Stack Operation Instruction

dup.n

Constraint:


new_stack_0 == old_stack_0
...
new_stack_n-1 == old_stack_n-1

old_stack_0  --> new_stack_n
old_stack_k  --> new_stack_n+k


swap

Constraint:


new_stack_0 == old_stack_1
new_stack_1 == old_stack_0

old_stack_2  --> new_stack_2
old_stack_n  --> new_stack_n


ROLL4

Constraint:


new_stack_0 == old_stack_3
new_stack_1 == old_stack_0
new_stack_2 == old_stack_1
new_stack_3 == old_stack_2

old_stack_4  --> new_stack_4
old_stack_n  --> new_stack_n


Constraint Condition of Decoder Comment

In this section, we will show the constraint conditions of the main Flow operation instruction.

User Code Execution

op_bits


For the constraints of cf_op_bits, ld_op_bits and hd_op_bits
Constraint 1: each bit can only be 0 or 1.
Constraint 2: when op_counter is not 0, ld_ops and hd_ops cannot both be 0.
Constraint 3: when cf_op_bits is hacc, the op_counter state will increase by 1.
Constraint 4: BEGIN, LOOP, BREAK, and WRAP instructions need to be aligned according to 16.
Constraint 5: TEND and FEND instructions need to be aligned according to 16.
Constraint 6: PUSH instruction needs to be aligned according to 8.


Constraint:


cf_op_bits == binary
ld_op_bits == binary
hd_op_bits == binary

// ld_ops and hd_ops can be all 0s at the first step, but cannot be all 0s at any other step
op_counter * binary_not(ld_bit_prod) * binary_not(hd_bit_prod) == 0


if op_counter != 0
    (1-ld_bit_prod)*(1- hd_bit_prod) == 0

if is_hacc != true
    op_counter = current.op_counter
    

// BEGIN, LOOP, BREAK, and WRAP are allowed only on one less than multiple of 16

// TEND and FEND is allowed only on multiples of 16

// PUSH is allowed only on multiples of 8


hacc Comment

Hacc, as the flowOps, will always cause the state change of sponge when conducting this instruction, and therefore it is needed to perform the constraints.


Constraint:


mds(sbox(old_sponge) + user_opcode(7bits) + op_value(push_flag=1))  == sbox(inv_mds(new_sponge)) 


Condition Judgment

t_end

As the constraint of the true branch end of if, it is divided into two parts:
Constraint 1: is the constraint of the sponge state.

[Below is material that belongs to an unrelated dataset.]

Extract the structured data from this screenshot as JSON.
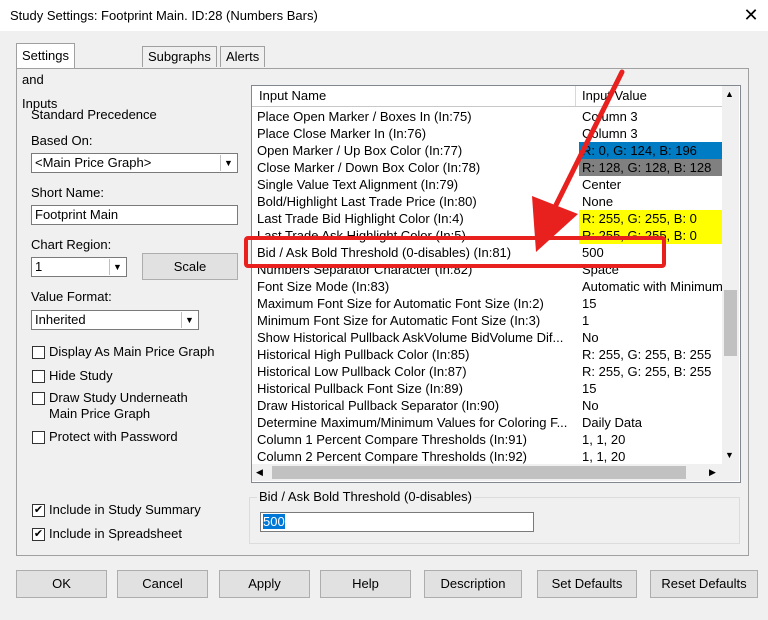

The value at the top of the stack is equal to new_sponge_0. The sponge after the last execution of the true branch of if is equal to new_sponge_1. New_sponge_3 is equal to 0.


Constraint 2: is the constraint of ctx_stack. The value at the top of the stack is equal to new_sponge_0. Any other element in the stack will move by one position to the top of the stack.


Constraint 3: is the constraint of loop_stack. The state of loop_stack is changeless.


Constraint:


parent_hash = current.ctx_stack()[0]
block_hash = current.op_sponge()[0]
new_sponge = next.op_sponge()

parent_hash ==  new_sponge[0]
block_hash == new_sponge[1]
new_sponge[3] == 0

// make parent hash was popped from context stack
ctx_stack_start = OP_SPONGE_WIDTH + 1 // 1 is for loop image constraint
ctx_stack_end = ctx_stack_start + ctx_stack_current.len()
ctx_result = &mut result[ctx_stack_start..ctx_stack_end]

ctx_stack_current_0 = ctx_stack_next_1
ctx_stack_current_1 = ctx_stack_next_2
...
ctx_stack_current_n = ctx_stack_next_n+1

// loop_stack copy
copy range: ctx_stack_end  to. ctx_stack_end + loop_stack_current.len()
loop_stack_current_0 = loop_stack_next_0
...
loop_stack_current_n = loop_stack_next_n


f_end

As the constraint of the false branch end of if, it is divided into two parts:
Constraint 1: is the constraint of the sponge state. The value at the top of the stack is equal to new_sponge_0.


The sponge after the last execution of the true branch of if is equal to new_sponge_2. new_sponge_3 is equal to 0.


Constraint 2: is the constraint of ctx_stack. The value at the top of the stack is equal to new_sponge_0. Any other element in the stack will move by one position to the top of the stack.


Constraint 3: is the constraint of loop_stack. The state of loop_stack is unchanged.


Constraint:


parent_hash = current.ctx_stack()[0]
block_hash = current.op_sponge()[0]
new_sponge = next.op_sponge()

parent_hash ==  new_sponge[0]
block_hash == new_sponge[2]
new_sponge[3] == 0

// make parent hash was popped from context stack
ctx_stack_start = OP_SPONGE_WIDTH + 1 // 1 is for loop image constraint
ctx_stack_end = ctx_stack_start + ctx_stack_current.len()
ctx_result = &mut result[ctx_stack_start..ctx_stack_end]

ctx_stack_current_0 = ctx_stack_next_1
ctx_stack_current_1 = ctx_stack_next_2
...
ctx_stack_current_n = ctx_stack_next_n+1

// loop_stack copy
copy range: ctx_stack_end  to. ctx_stack_end + loop_stack_current.len()
loop_stack_current_0 = loop_stack_next_0
...
loop_stack_current_n = loop_stack_next_n